Through these efforts, we want to remain at the frontier of knowledge and innovation, as part of the global effort to tackle catastrophic climate change.
The most recent step in our journey has been the launch of the Country Climate and Development reports – or CCDRs. Last year, we developed these new reports to bring together the latest data and analysis to prioritize the most impactful actions that can deliver on development in the context of a changing climate. We have completed CCDRs in more than 25 countries and are working with clients to implement those recommendations. The IMF is also using these CCDRs as analytical underpinning from their own Resilience and Sustainability Trust lending, as are other development partners, demonstrating how CCDRs are already shaping climate action around the world. We are now working on CCDRs for a further 20 countries.
The next step on this journey is Paris Alignment. We have long been committed to the goals of the Paris Agreement. And as we agreed in our Climate Change Action Plan, as of July 1, we will vet every Bank operation to ensure its alignment with the goals of the Paris Agreement. While I’m confident that the vast majority of our operations are already Paris-aligned, this step is about assurance – i.e. putting in place internal processes and systems to assess and show that every financing flow is Paris-aligned.
Paris Alignment is important, as it keeps us focused on containing the warming of the earth to well below 2 degrees, and preferably 1.5 degrees Celsius, while achieving sustainable development and ending poverty. To do so, everybody including the World Bank Group, has to align and do its share – and the large emitter countries have a special responsibility to step up their efforts to decarbonize.

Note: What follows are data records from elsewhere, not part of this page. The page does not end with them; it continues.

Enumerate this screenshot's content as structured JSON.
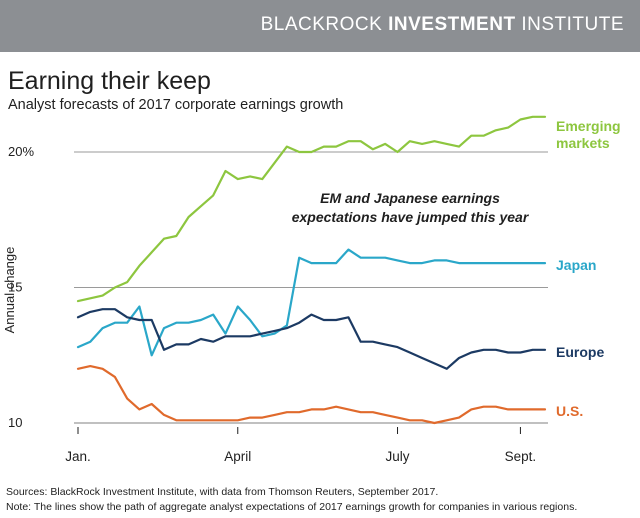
{
  "banner": {
    "brand_light": "BLACKROCK",
    "brand_bold": "INVESTMENT",
    "brand_tail": "INSTITUTE",
    "background": "#8c8f93"
  },
  "title": "Earning their keep",
  "subtitle": "Analyst forecasts of 2017 corporate earnings growth",
  "footer": {
    "sources": "Sources: BlackRock Investment Institute, with data from Thomson Reuters, September 2017.",
    "note": "Note: The lines show the path of aggregate analyst expectations of 2017 earnings growth for companies in various regions."
  },
  "chart_data": {
    "type": "line",
    "title": "Earning their keep",
    "subtitle": "Analyst forecasts of 2017 corporate earnings growth",
    "ylabel": "Annual change",
    "ylim": [
      10,
      20
    ],
    "yticks": [
      {
        "value": 10,
        "label": "10"
      },
      {
        "value": 15,
        "label": "15"
      },
      {
        "value": 20,
        "label": "20%"
      }
    ],
    "xticks": [
      {
        "week": 0,
        "label": "Jan."
      },
      {
        "week": 13,
        "label": "April"
      },
      {
        "week": 26,
        "label": "July"
      },
      {
        "week": 36,
        "label": "Sept."
      }
    ],
    "annotation": {
      "line1": "EM and Japanese earnings",
      "line2": "expectations have jumped this year"
    },
    "grid": "horizontal",
    "series": [
      {
        "name_lines": [
          "Emerging",
          "markets"
        ],
        "color": "#8dc63f",
        "x": [
          0,
          1,
          2,
          3,
          4,
          5,
          6,
          7,
          8,
          9,
          10,
          11,
          12,
          13,
          14,
          15,
          16,
          17,
          18,
          19,
          20,
          21,
          22,
          23,
          24,
          25,
          26,
          27,
          28,
          29,
          30,
          31,
          32,
          33,
          34,
          35,
          36,
          37,
          38
        ],
        "values": [
          14.5,
          14.6,
          14.7,
          15.0,
          15.2,
          15.8,
          16.3,
          16.8,
          16.9,
          17.6,
          18.0,
          18.4,
          19.3,
          19.0,
          19.1,
          19.0,
          19.6,
          20.2,
          20.0,
          20.0,
          20.2,
          20.2,
          20.4,
          20.4,
          20.1,
          20.3,
          20.0,
          20.4,
          20.3,
          20.4,
          20.3,
          20.2,
          20.6,
          20.6,
          20.8,
          20.9,
          21.2,
          21.3,
          21.3
        ]
      },
      {
        "name_lines": [
          "Japan"
        ],
        "color": "#2aa7c9",
        "x": [
          0,
          1,
          2,
          3,
          4,
          5,
          6,
          7,
          8,
          9,
          10,
          11,
          12,
          13,
          14,
          15,
          16,
          17,
          18,
          19,
          20,
          21,
          22,
          23,
          24,
          25,
          26,
          27,
          28,
          29,
          30,
          31,
          32,
          33,
          34,
          35,
          36,
          37,
          38
        ],
        "values": [
          12.8,
          13.0,
          13.5,
          13.7,
          13.7,
          14.3,
          12.5,
          13.5,
          13.7,
          13.7,
          13.8,
          14.0,
          13.3,
          14.3,
          13.8,
          13.2,
          13.3,
          13.6,
          16.1,
          15.9,
          15.9,
          15.9,
          16.4,
          16.1,
          16.1,
          16.1,
          16.0,
          15.9,
          15.9,
          16.0,
          16.0,
          15.9,
          15.9,
          15.9,
          15.9,
          15.9,
          15.9,
          15.9,
          15.9
        ]
      },
      {
        "name_lines": [
          "Europe"
        ],
        "color": "#1c3a63",
        "x": [
          0,
          1,
          2,
          3,
          4,
          5,
          6,
          7,
          8,
          9,
          10,
          11,
          12,
          13,
          14,
          15,
          16,
          17,
          18,
          19,
          20,
          21,
          22,
          23,
          24,
          25,
          26,
          27,
          28,
          29,
          30,
          31,
          32,
          33,
          34,
          35,
          36,
          37,
          38
        ],
        "values": [
          13.9,
          14.1,
          14.2,
          14.2,
          13.9,
          13.8,
          13.8,
          12.7,
          12.9,
          12.9,
          13.1,
          13.0,
          13.2,
          13.2,
          13.2,
          13.3,
          13.4,
          13.5,
          13.7,
          14.0,
          13.8,
          13.8,
          13.9,
          13.0,
          13.0,
          12.9,
          12.8,
          12.6,
          12.4,
          12.2,
          12.0,
          12.4,
          12.6,
          12.7,
          12.7,
          12.6,
          12.6,
          12.7,
          12.7
        ]
      },
      {
        "name_lines": [
          "U.S."
        ],
        "color": "#e06a2c",
        "x": [
          0,
          1,
          2,
          3,
          4,
          5,
          6,
          7,
          8,
          9,
          10,
          11,
          12,
          13,
          14,
          15,
          16,
          17,
          18,
          19,
          20,
          21,
          22,
          23,
          24,
          25,
          26,
          27,
          28,
          29,
          30,
          31,
          32,
          33,
          34,
          35,
          36,
          37,
          38
        ],
        "values": [
          12.0,
          12.1,
          12.0,
          11.7,
          10.9,
          10.5,
          10.7,
          10.3,
          10.1,
          10.1,
          10.1,
          10.1,
          10.1,
          10.1,
          10.2,
          10.2,
          10.3,
          10.4,
          10.4,
          10.5,
          10.5,
          10.6,
          10.5,
          10.4,
          10.4,
          10.3,
          10.2,
          10.1,
          10.1,
          10.0,
          10.1,
          10.2,
          10.5,
          10.6,
          10.6,
          10.5,
          10.5,
          10.5,
          10.5
        ]
      }
    ]
  }
}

For our part, we have worked in partnership with other multilateral development banks (MDBs) to develop joint MDB Paris Alignment approach, which will be disclosed soon. We have brought those principles home and additionally developed methodologies for each type of instrument we offer. We have also prepared Sector Notes to guide teams on how to conduct assessments in every sector we work. We have been rolling out thousands of hours of training for our staff around the world. This is what it takes to make climate part of our DNA in everything we do.
Today, we have disclosed our Instrument Methods and will soon disclose our Sector Notes. Going forward, we will carefully document our experience and continue sharing what we have learned. Our website will also provide a mechanism to receive feedback. In time, we will update our systems and processes and feed lessons back to the MDB group.
To sum up, Paris Alignment has to be lived and as such, we need to see this in a dynamic way of learning, adjusting, and improving our work on climate and development. This mindset is going to guide us in our operations, in our partnerships, and ultimately our ambition to end poverty and green the world. The climate is changing, and so are we.